Well, well ... it does look like I'm right here. Anger seems something of an iceberg problem. Quite possibly I will only occasionally get clients coming with this as a key item that they're troubled by, but it is likely to be a difficulty that quite a high percentage of clients suffer with. I think I need to screen for it better and have a clearer idea of what treatments could be helpful. I've bitten the bullet and ordered myself a second hand copy of "The international handbook of anger" . It's an eye-watering £131.03 new on Amazon, but I've gone for a still expensive second hand copy. I notice that amongst the 32 book chapters (and nearly 600 pages) is one on "The nature and measurement of anger" which is likely to give me a good overview on screening and assessment. For now Ray Novaco gave us the DAR-7, a seven item version of his "Dimensions of anger reactions (DAR)" questionnaire, in the workshop handouts. Irritatingly this questionnaire, as apparently with so many of the anger assessment instruments, is copyright. I notice that an even shorter version of this screening measure performs well in the recent paper by Forbes et al "Utility of the Dimensions of Anger Reactions-5 (DAR-5) scale as a brief anger measure". And the DAR-5 is given in its entirety in another recent Forbes et all paper "Evaluation of the dimensions of anger reactions-5 (DAR-5) scale in combat veterans with posttraumatic stress disorder", which (happy days!) is downloadable in free full text from ResearchGate.

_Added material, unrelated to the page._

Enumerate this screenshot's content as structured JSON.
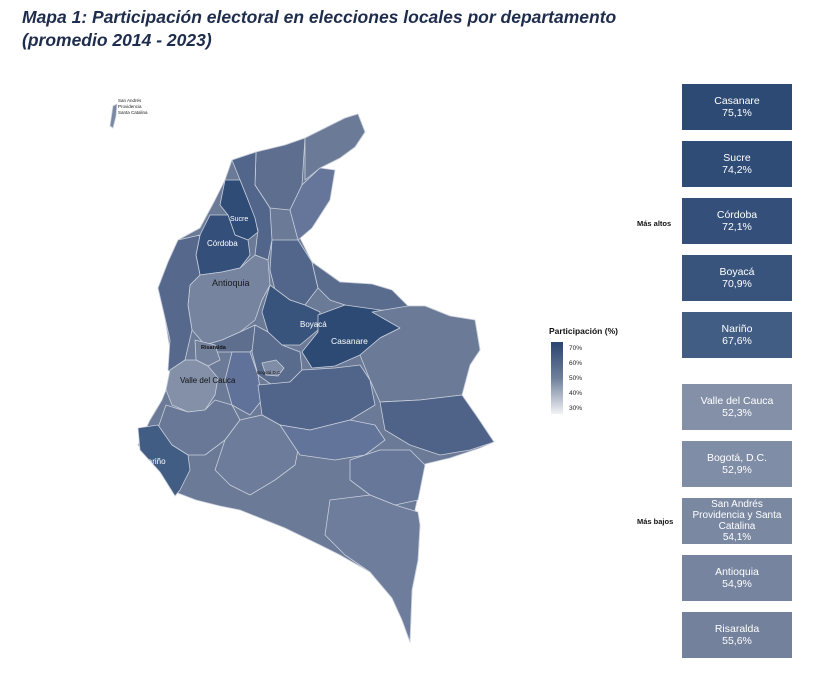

The main body of the conference approaches rapidly, so I probably won't write more about this workshop on anger. The main take-home messages are that it has confirmed my suspicion that 1.) anger is a significant problem in the general population, in clients coming for help with anxiety & depression, and in many "special populations". 2.) we don't screen for these difficulties adequately and much suffering is missed. 3.) there are approaches that genuinely make a difference (see, for example, the results reported in Novaco & Taylor's 2015 paper). So it's a workshop I'm very glad to have attended. Now it's up to me whether I make sure it makes a genuine difference to my therapeutic practice.